Finance lessons from the lost decade

March 24, 2009|Ross Kerber, Globe Staff

As the faltering economy gives rise to once-unspeakable comparisons to the Great Depression, along comes this fantastic book reminding us that the financial crisis of the 1930s was solved by specific policy steps - just as the problems of today shall be in time. The thing is, most of those steps weren't the first choices of the bankers or finance ministers in charge, and their stumbles "Broke the World," as the subtitle of this sweeping history has it.

This isn't an optimistic message from Liaquat Ahamed's telling of a lost decade, a narrative organized around the lives of four central bankers from each of the world's leading powers -- the United States, Britain, France, and Germany. Each emerged from World War I with different economic priorities, and the mess of the Versailles treaty left each codependent on the others in ways that would warp their economies throughout the 1920s.

In guiding the reader through technical details of issues including the Gold Standard, reparations payments, and war debts, Ahamed shows how each national bank head struggled with the orthodoxies of the day. Sometimes it was politicians and outsiders, not bankers, who pressed for or allowed the solutions that led their economies back onto their feet, for better (Roosevelt) or worse (Hitler).

In that light the book serves as a cautionary tale of the limits of financial knowledge and the potential for officials to get it wrong at any turn. But it also should give pause to those who would try to limit officials' choices with harsh constraints on their actions, one intent of the Gold Standard that most nations used to back up their currencies through the Great War.

As Ahamed shows, the Gold Standard was flawed in many ways such as allowing mining discoveries to affect the supply of money.
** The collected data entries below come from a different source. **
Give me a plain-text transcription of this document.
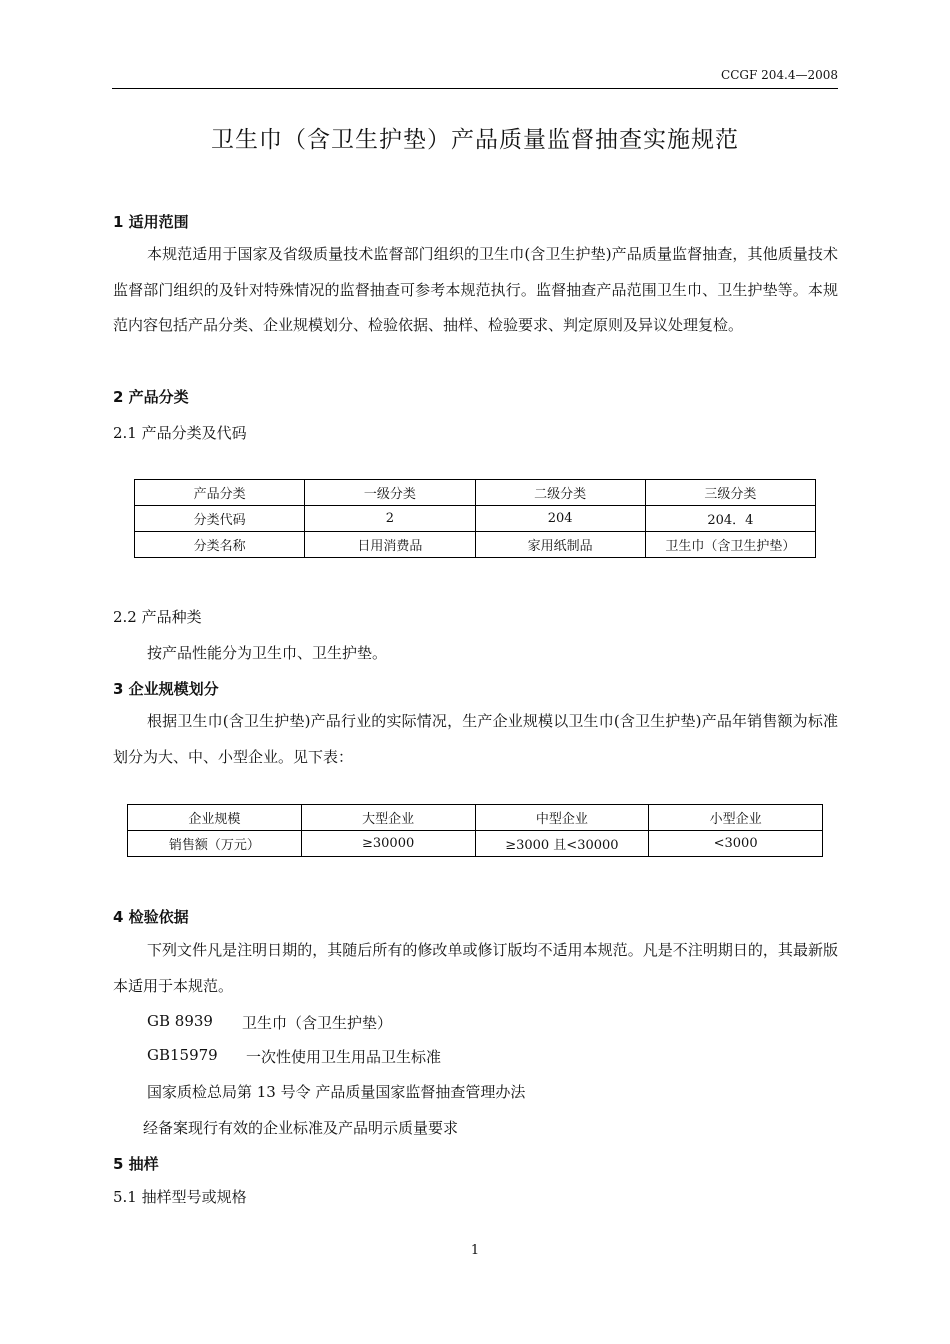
CCGF 204.4—2008
卫生巾（含卫生护垫）产品质量监督抽查实施规范
1 适用范围
本规范适用于国家及省级质量技术监督部门组织的卫生巾(含卫生护垫)产品质量监督抽查，其他质量技术监督部门组织的及针对特殊情况的监督抽查可参考本规范执行。监督抽查产品范围卫生巾、卫生护垫等。本规范内容包括产品分类、企业规模划分、检验依据、抽样、检验要求、判定原则及异议处理复检。
2 产品分类
2.1 产品分类及代码
产品分类	一级分类	二级分类	三级分类
分类代码	2	204	204．4
分类名称	日用消费品	家用纸制品	卫生巾（含卫生护垫）
2.2 产品种类
按产品性能分为卫生巾、卫生护垫。
3 企业规模划分
根据卫生巾(含卫生护垫)产品行业的实际情况，生产企业规模以卫生巾(含卫生护垫)产品年销售额为标准划分为大、中、小型企业。见下表：
企业规模	大型企业	中型企业	小型企业
销售额（万元）	≥30000	≥3000 且<30000	<3000
4 检验依据
下列文件凡是注明日期的，其随后所有的修改单或修订版均不适用本规范。凡是不注明期日的，其最新版本适用于本规范。
GB 8939 卫生巾（含卫生护垫）
GB15979 一次性使用卫生用品卫生标准
国家质检总局第 13 号令 产品质量国家监督抽查管理办法
经备案现行有效的企业标准及产品明示质量要求
5 抽样
5.1 抽样型号或规格
1
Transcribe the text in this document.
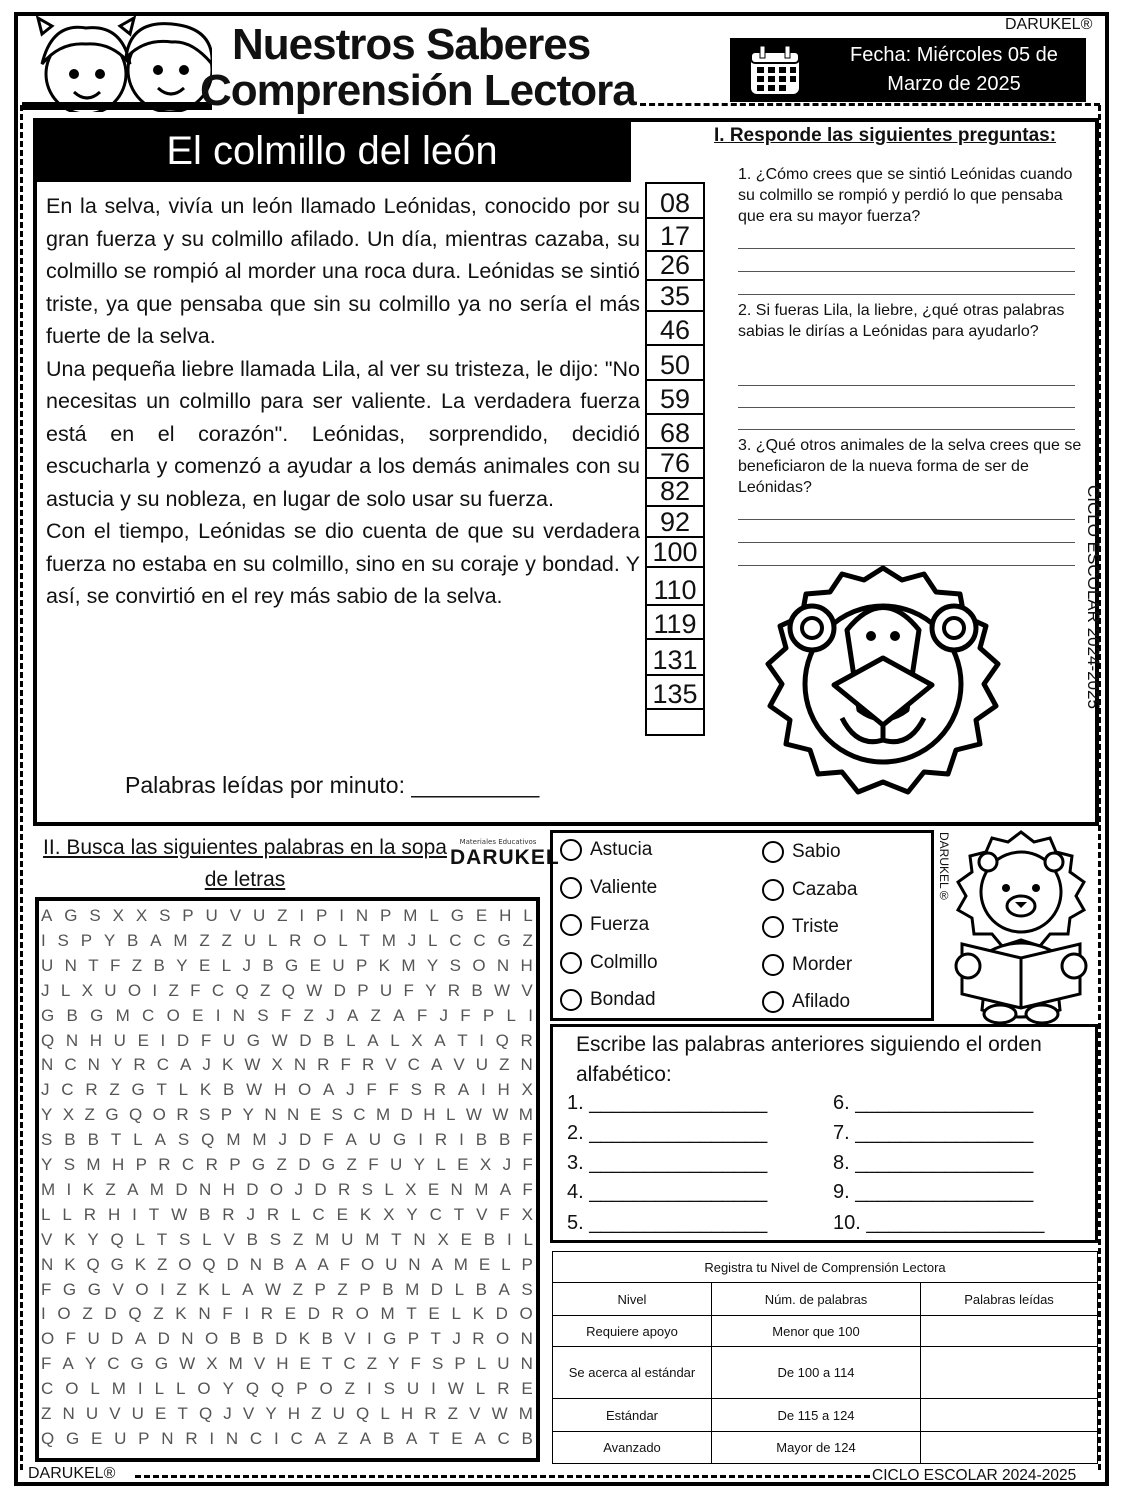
Nuestros Saberes
Comprensión Lectora
DARUKEL®
Fecha: Miércoles 05 de
Marzo de 2025
El colmillo del león

En la selva, vivía un león llamado Leónidas, conocido por su gran fuerza y su colmillo afilado. Un día, mientras cazaba, su colmillo se rompió al morder una roca dura. Leónidas se sintió triste, ya que pensaba que sin su colmillo ya no sería el más fuerte de la selva.

Una pequeña liebre llamada Lila, al ver su tristeza, le dijo: "No necesitas un colmillo para ser valiente. La verdadera fuerza está en el corazón". Leónidas, sorprendido, decidió escucharla y comenzó a ayudar a los demás animales con su astucia y su nobleza, en lugar de solo usar su fuerza.

Con el tiempo, Leónidas se dio cuenta de que su verdadera fuerza no estaba en su colmillo, sino en su coraje y bondad. Y así, se convirtió en el rey más sabio de la selva.

08
17
26
35
46
50
59
68
76
82
92
100
110
119
131
135
Palabras leídas por minuto: __________
I. Responde las siguientes preguntas:
1. ¿Cómo crees que se sintió Leónidas cuando su colmillo se rompió y perdió lo que pensaba que era su mayor fuerza?
2. Si fueras Lila, la liebre, ¿qué otras palabras sabias le dirías a Leónidas para ayudarlo?
3. ¿Qué otros animales de la selva crees que se beneficiaron de la nueva forma de ser de Leónidas?	CICLO ESCOLAR 2024-2025
II. Busca las siguientes palabras en la sopa de letras
Materiales Educativos
DARUKEL
A G S X X S P U V U Z I P I N P M L G E H L
I S P Y B A M Z Z U L R O L T M J L C C G Z
U N T F Z B Y E L J B G E U P K M Y S O N H
J L X U O I Z F C Q Z Q W D P U F Y R B W V
G B G M C O E I N S F Z J A Z A F J F P L I
Q N H U E I D F U G W D B L A L X A T I Q R
N C N Y R C A J K W X N R F R V C A V U Z N
J C R Z G T L K B W H O A J F F S R A I H X
Y X Z G Q O R S P Y N N E S C M D H L W W M
S B B T L A S Q M M J D F A U G I R I B B F
Y S M H P R C R P G Z D G Z F U Y L E X J F
M I K Z A M D N H D O J D R S L X E N M A F
L L R H I T W B R J R L C E K X Y C T V F X
V K Y Q L T S L V B S Z M U M T N X E B I L
N K Q G K Z O Q D N B A A F O U N A M E L P
F G G V O I Z K L A W Z P Z P B M D L B A S
I O Z D Q Z K N F I R E D R O M T E L K D O
O F U D A D N O B B D K B V I G P T J R O N
F A Y C G G W X M V H E T C Z Y F S P L U N
C O L M I L L O Y Q Q P O Z I S U I W L R E
Z N U V U E T Q J V Y H Z U Q L H R Z V W M
Q G E U P N R I N C I C A Z A B A T E A C B
Astucia
Valiente
Fuerza
Colmillo
Bondad
Sabio
Cazaba
Triste
Morder
Afilado
DARUKEL®
Escribe las palabras anteriores siguiendo el orden alfabético:
1. ________________
2. ________________
3. ________________
4. ________________
5. ________________
6. ________________
7. ________________
8. ________________
9. ________________
10. ________________
Registra tu Nivel de Comprensión Lectora		
Nivel	Núm. de palabras	Palabras leídas
Requiere apoyo	Menor que 100	
Se acerca al estándar	De 100 a 114	
Estándar	De 115 a 124	
Avanzado	Mayor de 124	
DARUKEL®	CICLO ESCOLAR 2024-2025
But in a wonderful scene, he shows why its backers -- who came to include Winston Churchill, the Britain's treasury secretary -- stuck with tradition in the face of criticism from upstart economists like John Maynard Keynes, one of the heroes of the era.

As the two and others debated over a salubrious dinner at Churchill's 11 Downing St. residence, Ahamed writes at one point, the discussion "reflected, at bottom, a philosophical divide between those who believed that governments could be trusted with discretionary power to manage the economy and those who insisted that government was fallible and therefore had to be circumscribed with strict rules."